In 2005, the College received a "Green Ribbon Award" from the City of Bethlehem for its large and consistent contributions of paper, cardboard, yard waste, and other recyclables to Bethlehem's Theis-Cornfeld Recycling Center. Having just one College employee allocated (half-time) to recycling makes the accomplishment all the more noteworthy. To encourage and explain recycling at Moravian, Andy Anderson provided these answers to several frequently-asked questions:

What kinds of waste does Moravian recycle? 

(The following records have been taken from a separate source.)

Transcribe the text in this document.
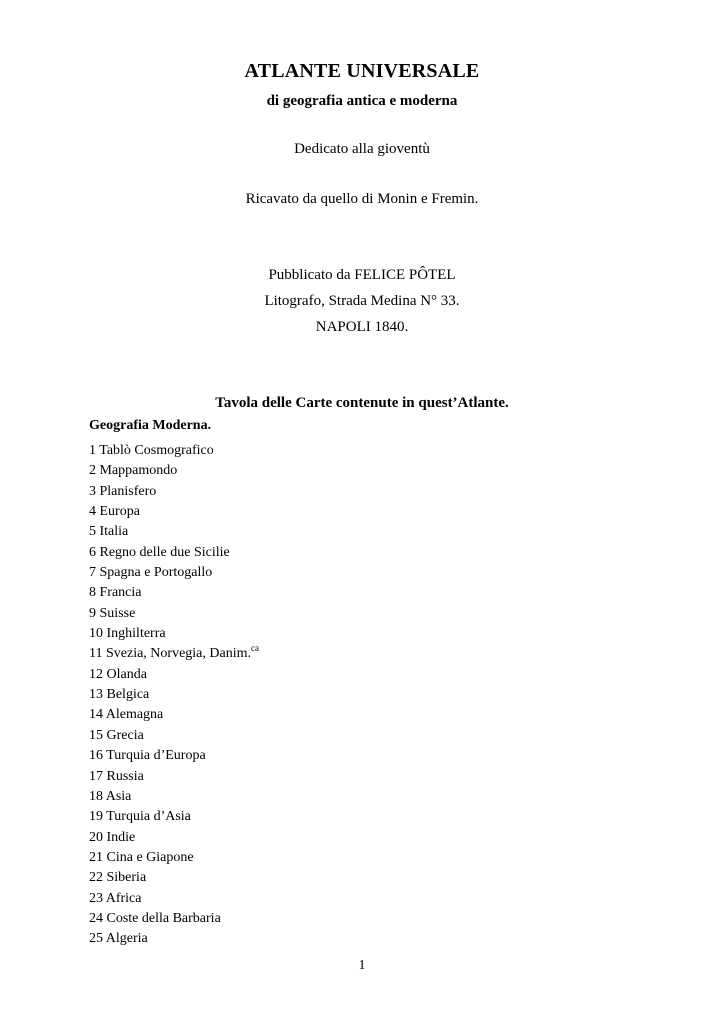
ATLANTE UNIVERSALE
di geografia antica e moderna
Dedicato alla gioventù
Ricavato da quello di Monin e Fremin.
Pubblicato da FELICE PÔTEL
Litografo, Strada Medina N° 33.
NAPOLI 1840.
Tavola delle Carte contenute in quest’Atlante.
Geografia Moderna.
1 Tablò Cosmografico
2 Mappamondo
3 Planisfero
4 Europa
5 Italia
6 Regno delle due Sicilie
7 Spagna e Portogallo
8 Francia
9 Suisse
10 Inghilterra
11 Svezia, Norvegia, Danim.$^{ca}$
12 Olanda
13 Belgica
14 Alemagna
15 Grecia
16 Turquia d’Europa
17 Russia
18 Asia
19 Turquia d’Asia
20 Indie
21 Cina e Giapone
22 Siberia
23 Africa
24 Coste della Barbaria
25 Algeria
1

  • In residence halls: green, clear, and brown glass, numbers 1 through 7 plastics, all cans
  • In the HUB and PPHAC: green, clear, and brown glass; numbers 1 - 7 plastics; all cans; newspaper and office paper 
  • In academic and office areas (such as Collier Hall of Science, Colonial Hall): paper only
  • By facilities and maintenance: cardboard, large batteries, used motor oil, all fluorescent lights, all Freon, scrap metal (such as furniture and appliances), all lamp ballasts, all yard waste

What about food waste?
No–we looked at it, but it's too difficult and time-consuming for our limited staff to handle. Food waste should not be added to the recycling containers in the HUB; when that happens, the entire contents of the bin becomes trash, and cannot be recycled.

How are the recyclable materials handled?
Inside residence halls, the materials are commingled in bins, which work-study students collect and transfer to larger 90-gallon containers outside. A contract provider, Cougle's Recycling, Inc., picks up these recyclables every Friday. Last year (2008), Cougle collected 39.5 tons of co-mingled recyclables from Moravian College, according to their report.

Most of the rest of the recycling is handled by Brian Smith, a facilities employee. Brian collects paper from academic and office buildings on a rotational basis, generally once a week. He also breaks down all cardboard boxes and packaging. He takes cardboard, paper (including paper for shredding), and other materials to the Bethlehem drop-off site four times per day, on average.

How can I find a recycling bin in my building? There is no master map currently, but we hope to have something to post on AMOS and/or inside each building by the start of the fall semester.

Why aren't there more bins for plastics and cans around campus? Simply put, we lack the funds to do more at this time. The outdoor bins are costly, up to $900 each. And adding more bins would increase the workload beyond what one person can handle. We are looking into adding bins sponsored by a vendor, such as Pepsi. Recycling is not free. Recycling a single 4-foot fluorescent tube, for instance, costs 24 cents—you can imagine how many of these alone the College goes through in a year. There is also a fee to recycle oil, ballasts, and Freon.